«Wir werden nicht mehr flächig denken, sondern vertikal», tönt es aus einem Lautsprecher in Reinhold Messners Bergmuseum auf Schloss Sigmundskron in Südtirol. An diesem Punkt der Ausstellung werden die Besucher an die Erstbesteigung des Montblanc 1786 erinnert.
Der Berg war damals nicht mehr nur Kulisse, beschreibt Messner in seinem neuen Buch. Goethe etwa reiste in die Schweiz, um sich dort von den Bergen «überwältigen» zu lassen.

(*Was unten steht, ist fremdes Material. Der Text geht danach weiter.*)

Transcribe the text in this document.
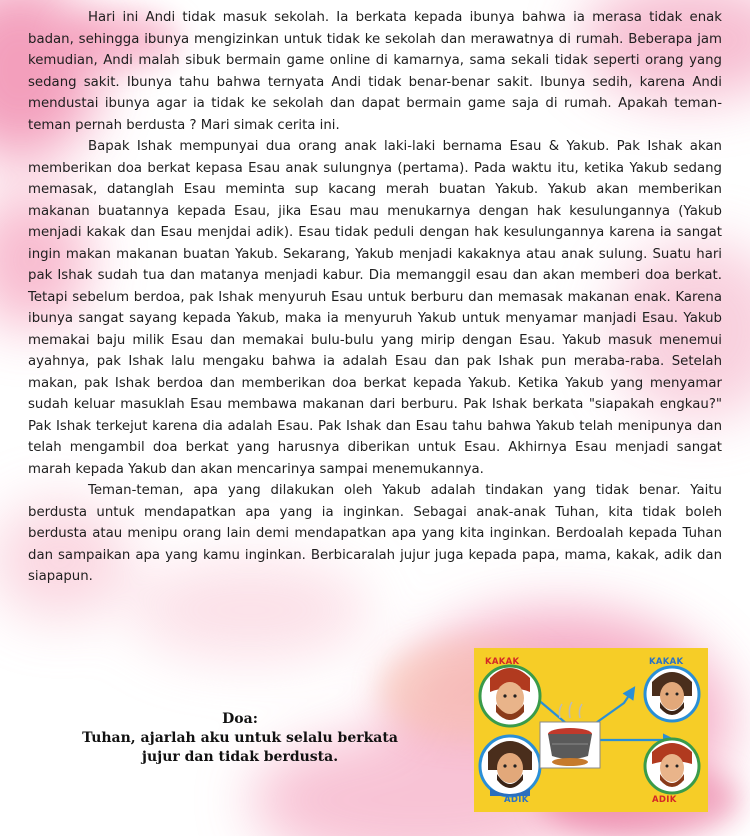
Hari ini Andi tidak masuk sekolah. Ia berkata kepada ibunya bahwa ia merasa tidak enak badan, sehingga ibunya mengizinkan untuk tidak ke sekolah dan merawatnya di rumah. Beberapa jam kemudian, Andi malah sibuk bermain game online di kamarnya, sama sekali tidak seperti orang yang sedang sakit. Ibunya tahu bahwa ternyata Andi tidak benar-benar sakit. Ibunya sedih, karena Andi mendustai ibunya agar ia tidak ke sekolah dan dapat bermain game saja di rumah. Apakah teman-teman pernah berdusta ? Mari simak cerita ini.

Bapak Ishak mempunyai dua orang anak laki-laki bernama Esau & Yakub. Pak Ishak akan memberikan doa berkat kepasa Esau anak sulungnya (pertama). Pada waktu itu, ketika Yakub sedang memasak, datanglah Esau meminta sup kacang merah buatan Yakub. Yakub akan memberikan makanan buatannya kepada Esau, jika Esau mau menukarnya dengan hak kesulungannya (Yakub menjadi kakak dan Esau menjdai adik). Esau tidak peduli dengan hak kesulungannya karena ia sangat ingin makan makanan buatan Yakub. Sekarang, Yakub menjadi kakaknya atau anak sulung. Suatu hari pak Ishak sudah tua dan matanya menjadi kabur. Dia memanggil esau dan akan memberi doa berkat. Tetapi sebelum berdoa, pak Ishak menyuruh Esau untuk berburu dan memasak makanan enak. Karena ibunya sangat sayang kepada Yakub, maka ia menyuruh Yakub untuk menyamar manjadi Esau. Yakub memakai baju milik Esau dan memakai bulu-bulu yang mirip dengan Esau. Yakub masuk menemui ayahnya, pak Ishak lalu mengaku bahwa ia adalah Esau dan pak Ishak pun meraba-raba. Setelah makan, pak Ishak berdoa dan memberikan doa berkat kepada Yakub. Ketika Yakub yang menyamar sudah keluar masuklah Esau membawa makanan dari berburu. Pak Ishak berkata "siapakah engkau?" Pak Ishak terkejut karena dia adalah Esau. Pak Ishak dan Esau tahu bahwa Yakub telah menipunya dan telah mengambil doa berkat yang harusnya diberikan untuk Esau. Akhirnya Esau menjadi sangat marah kepada Yakub dan akan mencarinya sampai menemukannya.

Teman-teman, apa yang dilakukan oleh Yakub adalah tindakan yang tidak benar. Yaitu berdusta untuk mendapatkan apa yang ia inginkan. Sebagai anak-anak Tuhan, kita tidak boleh berdusta atau menipu orang lain demi mendapatkan apa yang kita inginkan. Berdoalah kepada Tuhan dan sampaikan apa yang kamu inginkan. Berbicaralah jujur juga kepada papa, mama, kakak, adik dan siapapun.

Doa:
Tuhan, ajarlah aku untuk selalu berkata
jujur dan tidak berdusta.
KAKAK	KAKAK
ADIK	ADIK
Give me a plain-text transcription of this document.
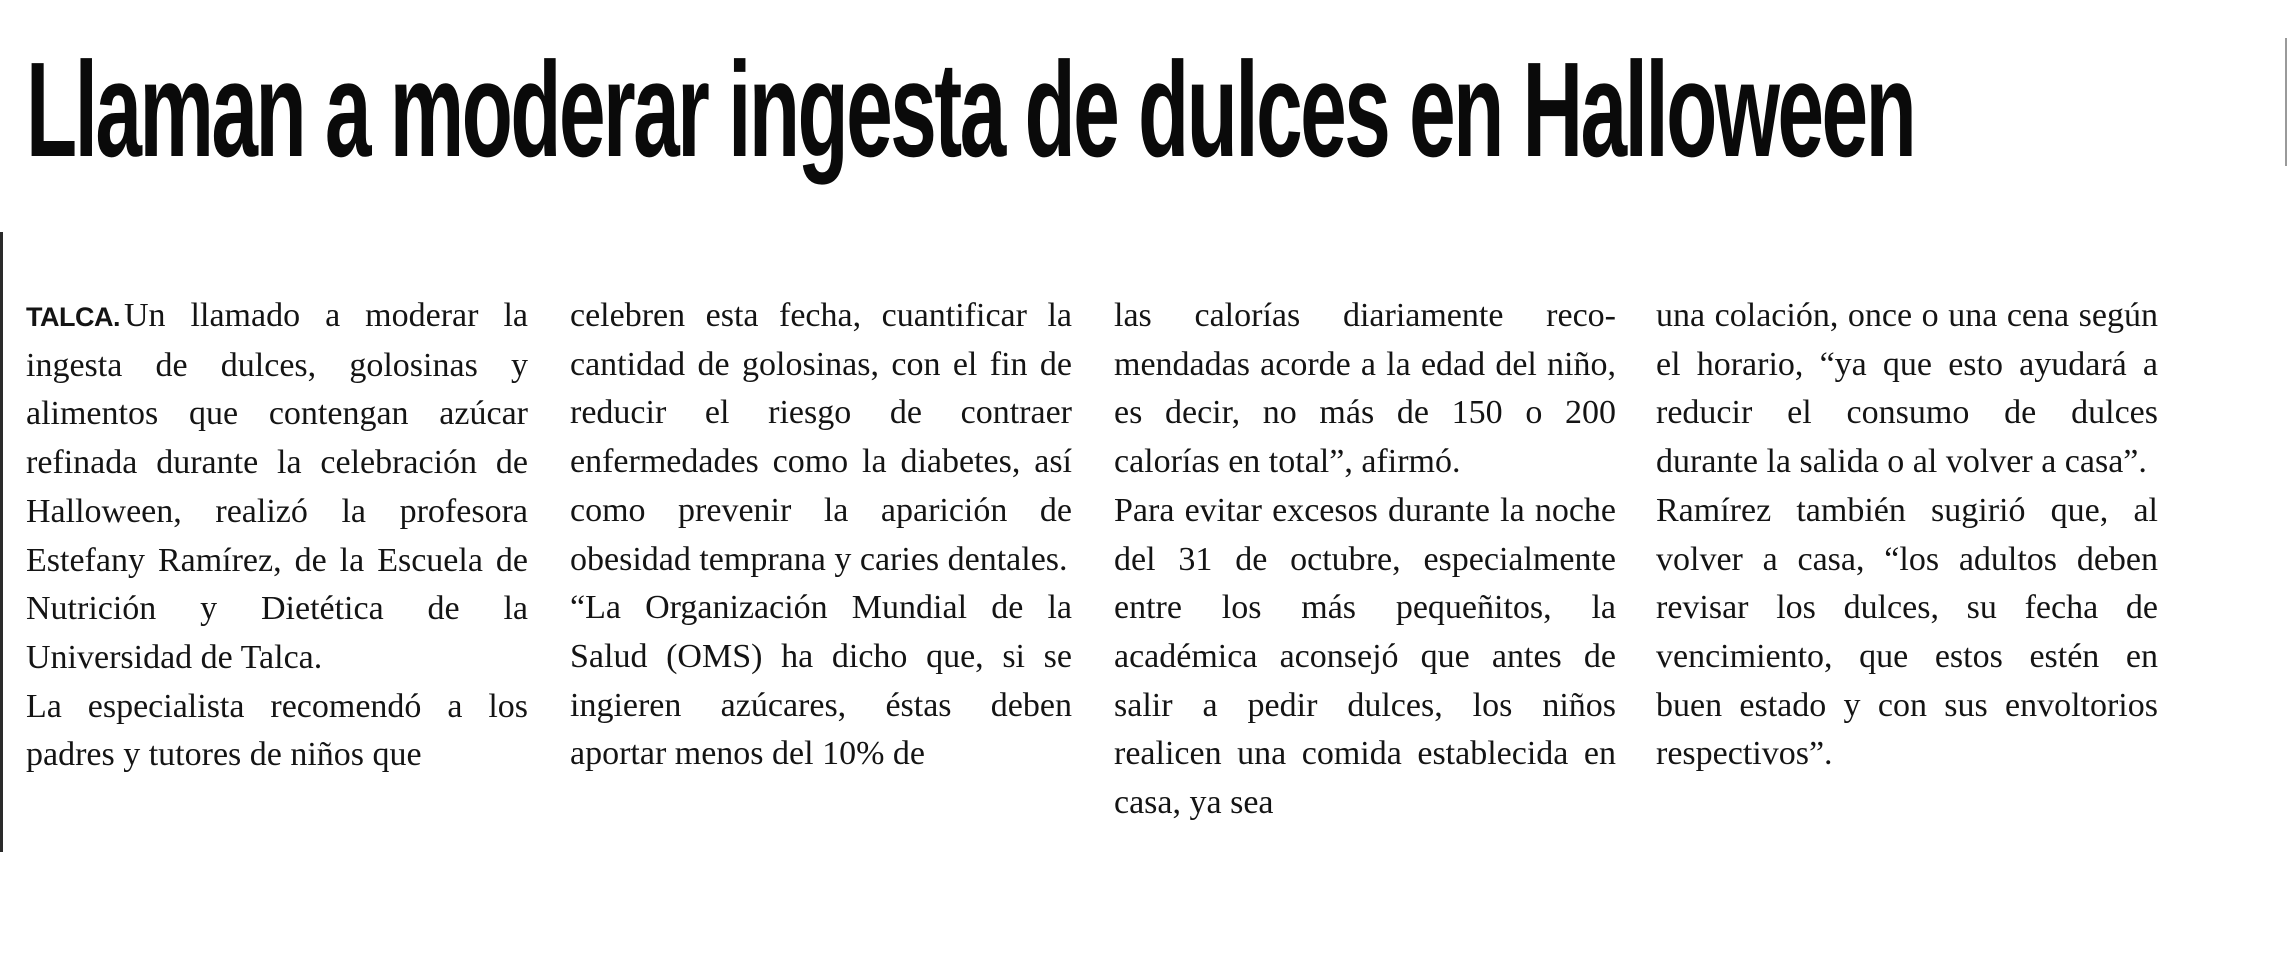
Llaman a moderar ingesta de dulces en Halloween

TALCA. Un llamado a moderar la ingesta de dulces, golosinas y alimentos que contengan azúcar refinada durante la celebración de Halloween, realizó la profesora Estefany Ramírez, de la Escuela de Nutrición y Dietética de la Universidad de Talca.

La especialista recomendó a los padres y tutores de niños que

celebren esta fecha, cuantificar la cantidad de golosinas, con el fin de reducir el riesgo de contraer enfermedades como la diabetes, así como prevenir la aparición de obesidad temprana y caries dentales.

“La Organización Mundial de la Salud (OMS) ha dicho que, si se ingieren azúcares, éstas deben aportar menos del 10% de

las calorías diariamente recomendadas acorde a la edad del niño, es decir, no más de 150 o 200 calorías en total”, afirmó.

Para evitar excesos durante la noche del 31 de octubre, especialmente entre los más pequeñitos, la académica aconsejó que antes de salir a pedir dulces, los niños realicen una comida establecida en casa, ya sea

una colación, once o una cena según el horario, “ya que esto ayudará a reducir el consumo de dulces durante la salida o al volver a casa”.

Ramírez también sugirió que, al volver a casa, “los adultos deben revisar los dulces, su fecha de vencimiento, que estos estén en buen estado y con sus envoltorios respectivos”.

Flankiert von spektakulären Fotos von Bergen und ihren Bezwingern, führt uns Messner vor Augen, wie sich traditionelle Alpinisten praktisch ohne Hilfsmittel der «Wildnis Berg» gestellt haben. Der Buchtitel suggeriert, es sei faszinierend, beim Bergsteigen fast zu sterben.
«Das ist eben etwas, was ein Laie ganz schwer verstehen kann: Dass wir freiwillig dort hingehen, wo wir umkommen könnten, um nicht umzukommen», erläutert der 77-jährige Extrembergsteiger im Schlossgarten mit Blick auf die Alpen.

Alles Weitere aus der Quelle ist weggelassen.